Une affaire récente de la Cour d’appel du onzième circuit préfigure ce qui sera l’une des politiques les plus importantes du XXIe siècle : comment l’Amérique décidera-t-elle de gouverner ses données ? Dans l’affaire Tan Tsao v. Captiva MVP Restaurant, le plaignant a intenté une action au motif qu’il a été lésé après qu’un groupe de restaurants fast-casual a connu une violation de données qui a exposé les données de ses clients. Le onzième circuit a rejeté l’affaire pour défaut d’intérêt à agir, estimant que le préjudice allégué pour ceux qui ont subi la violation de données était trop atténué et hypothétique, mais la partie la plus intéressante de l’avis est l’opinion concordante du juge Jordan, qui a conclu son avis en disant : « Espérons que la Cour suprême accordera bientôt le certiorari dans une affaire présentant la question de l’article III de l’intérêt à agir dans un cas de violation de données ». Le juge Jordan n’est pas le seul – nous sommes tous confus quant aux préjudices qui sont et ne sont pas susceptibles de donner lieu à une action lorsqu’il s’agit de nos données personnelles.
L’incapacité du tribunal à se saisir efficacement des préjudices subis par les consommateurs en raison de violations de données provient probablement du fait que les États-Unis n’ont pas le moindre semblant de politique de gouvernance des données. Comme je l’ai expliqué dans un article précédent, la politique américaine en matière de gouvernance des données est sectorielle ; il existe des protections telles que la loi sur la portabilité et la responsabilité en matière d’assurance maladie (HIPAA) et la loi sur les droits et la vie privée en matière d’éducation familiale (FERPA), mais rien qui s’approche d’une réglementation uniforme et généralisée comme le règlement général sur la protection des données connu en Europe. Aux États-Unis, on assiste aussi actuellement à une montée en puissance des lois sur les données basées sur les États : the New York Privacy Law, la California Consumer Protection Act, et la Washington Privacy Act pour n’en citer que quelques-unes. Cette multiplicité de lois va être un véritable gâchis.
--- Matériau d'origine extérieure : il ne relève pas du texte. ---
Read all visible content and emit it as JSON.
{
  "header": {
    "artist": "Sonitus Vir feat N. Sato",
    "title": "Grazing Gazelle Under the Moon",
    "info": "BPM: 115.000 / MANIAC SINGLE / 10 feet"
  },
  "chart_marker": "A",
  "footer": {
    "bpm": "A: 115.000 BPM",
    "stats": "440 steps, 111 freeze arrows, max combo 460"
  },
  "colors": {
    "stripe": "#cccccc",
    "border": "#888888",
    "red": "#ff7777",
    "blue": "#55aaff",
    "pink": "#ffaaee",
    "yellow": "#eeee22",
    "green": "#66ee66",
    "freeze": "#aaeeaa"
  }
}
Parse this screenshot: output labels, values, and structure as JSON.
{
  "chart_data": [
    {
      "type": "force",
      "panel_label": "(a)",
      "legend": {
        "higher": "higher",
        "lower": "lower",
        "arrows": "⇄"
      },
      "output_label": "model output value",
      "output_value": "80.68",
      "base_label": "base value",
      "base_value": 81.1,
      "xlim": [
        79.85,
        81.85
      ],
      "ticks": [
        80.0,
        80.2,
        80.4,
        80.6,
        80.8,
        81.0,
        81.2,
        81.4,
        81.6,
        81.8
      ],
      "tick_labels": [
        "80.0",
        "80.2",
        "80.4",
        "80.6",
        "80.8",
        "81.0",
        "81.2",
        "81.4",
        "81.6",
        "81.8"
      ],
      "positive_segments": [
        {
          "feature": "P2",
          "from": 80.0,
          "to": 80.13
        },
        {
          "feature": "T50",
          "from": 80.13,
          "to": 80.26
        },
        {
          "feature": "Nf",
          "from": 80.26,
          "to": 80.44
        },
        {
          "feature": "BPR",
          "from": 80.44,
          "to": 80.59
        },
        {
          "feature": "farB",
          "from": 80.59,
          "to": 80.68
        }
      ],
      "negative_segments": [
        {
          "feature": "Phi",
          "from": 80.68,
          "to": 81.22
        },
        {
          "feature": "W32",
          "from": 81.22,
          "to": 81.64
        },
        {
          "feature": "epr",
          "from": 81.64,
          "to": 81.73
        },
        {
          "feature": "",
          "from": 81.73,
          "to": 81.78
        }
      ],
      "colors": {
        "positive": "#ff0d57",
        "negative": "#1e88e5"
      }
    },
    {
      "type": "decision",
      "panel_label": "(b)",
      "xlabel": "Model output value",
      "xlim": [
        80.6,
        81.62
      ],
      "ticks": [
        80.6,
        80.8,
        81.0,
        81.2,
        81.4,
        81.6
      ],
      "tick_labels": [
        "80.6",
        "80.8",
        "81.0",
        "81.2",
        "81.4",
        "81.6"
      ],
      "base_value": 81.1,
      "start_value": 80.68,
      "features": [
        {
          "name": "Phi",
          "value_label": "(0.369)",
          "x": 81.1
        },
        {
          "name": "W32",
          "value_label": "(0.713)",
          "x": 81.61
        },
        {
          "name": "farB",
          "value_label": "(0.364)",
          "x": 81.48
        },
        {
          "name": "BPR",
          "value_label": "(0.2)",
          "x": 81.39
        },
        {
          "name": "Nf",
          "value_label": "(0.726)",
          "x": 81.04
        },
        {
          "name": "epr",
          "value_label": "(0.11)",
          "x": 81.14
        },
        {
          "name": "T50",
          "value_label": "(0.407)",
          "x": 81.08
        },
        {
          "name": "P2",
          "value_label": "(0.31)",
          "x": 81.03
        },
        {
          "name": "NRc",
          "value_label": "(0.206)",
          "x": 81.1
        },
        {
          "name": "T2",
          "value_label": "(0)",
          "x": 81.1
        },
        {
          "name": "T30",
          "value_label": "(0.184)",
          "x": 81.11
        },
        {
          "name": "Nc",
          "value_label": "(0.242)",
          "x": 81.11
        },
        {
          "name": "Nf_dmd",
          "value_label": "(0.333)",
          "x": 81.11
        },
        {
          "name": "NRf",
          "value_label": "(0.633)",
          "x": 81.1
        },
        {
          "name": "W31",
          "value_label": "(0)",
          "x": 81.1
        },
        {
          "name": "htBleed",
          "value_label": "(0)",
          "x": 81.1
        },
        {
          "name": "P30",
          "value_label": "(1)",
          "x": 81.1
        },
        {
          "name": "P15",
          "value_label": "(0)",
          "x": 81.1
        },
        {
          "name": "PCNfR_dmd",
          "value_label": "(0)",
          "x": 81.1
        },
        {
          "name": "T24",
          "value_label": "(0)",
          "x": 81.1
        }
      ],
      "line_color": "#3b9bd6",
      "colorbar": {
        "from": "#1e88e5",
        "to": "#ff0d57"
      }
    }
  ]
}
Ce sera un gâchis parce que les entreprises, grandes et petites, devront faire face à une approche fragmentée de la gouvernance des données qui nuit réellement à leur activité (et peut les pousser à être vendues aux enchères pour liquidation judiciaire ). Et cela ne s’applique pas seulement aux Facebook et Amazones de l’économie américaine des données. La loi sur la protection de la vie privée de New York déclare que la loi sur la protection de la vie privée s’appliquerait à toutes les entités « qui font des affaires dans l’État de New York ou produisent des produits ou des services qui visent intentionnellement les résidents de l’État de New York. » Dans un monde où plus de six pour cent des petites entreprises hébergent un site web pour stimuler leurs ventes, la loi de New York équivaut à forcer les boutiques mom and pop qui pourraient collecter des données pour la publicité ciblée à se conformer soudainement à des exigences réglementaires onéreuses. Au moins, l’ACCP impose un revenu de 25 millions d’euros aux entreprises qui doivent se conformer à la loi. Pour comprendre à quoi ces coûts pourraient ressembler, un projet de loi similaire sur la confidentialité des données en Californie – le CCPA – devrait coûter aux entreprises de moins de vingt employés 50 000 € en coûts de conformité. Imaginez qu’une petite entreprise doive faire face non seulement à la loi sur la protection de la vie privée de New York, mais aussi à des dizaines de [insérer le nom de l’État], lois sur la protection de la vie privée. Il est facile de voir pourquoi une multiplicité de régimes de gouvernance basés sur les États est tout simplement intenable, en particulier pour les petites et moyennes entreprises américaines.
Pour résoudre ce problème, l’Amérique a besoin d’une politique de gouvernance des données unie. Le concept de « fiduciaires de données » pourrait être exactement la panacée dont l’Amérique a besoin. Un modèle de fiduciaire de données créerait une obligation légale entre les entreprises qui collectent, monétisent et utilisent les données des utilisateurs finaux. Ce concept a été popularisé par le professeur Jack Balkin, professeur de droit à la Yale Law School. Le professeur Balkin note que « les fiduciaires de l’information ont trois types de devoirs fondamentaux envers leurs utilisateurs finaux : un devoir de confidentialité, un devoir de diligence et un devoir de loyauté. » Dans une situation comme Tan Tsao v Captiva MVP Restaurant, où un utilisateur final a vu ses données compromises, cette relation fiduciaire fournirait à la personne lésée une cause d’action proportionnelle au préjudice allégué. Un régime fiduciaire de données imposerait à l’entité qui capture et utilise les données la charge de s’assurer qu’aucun préjudice substantiel ne vient à l’utilisateur du fait de l’utilisation de ses données par l’agrégateur.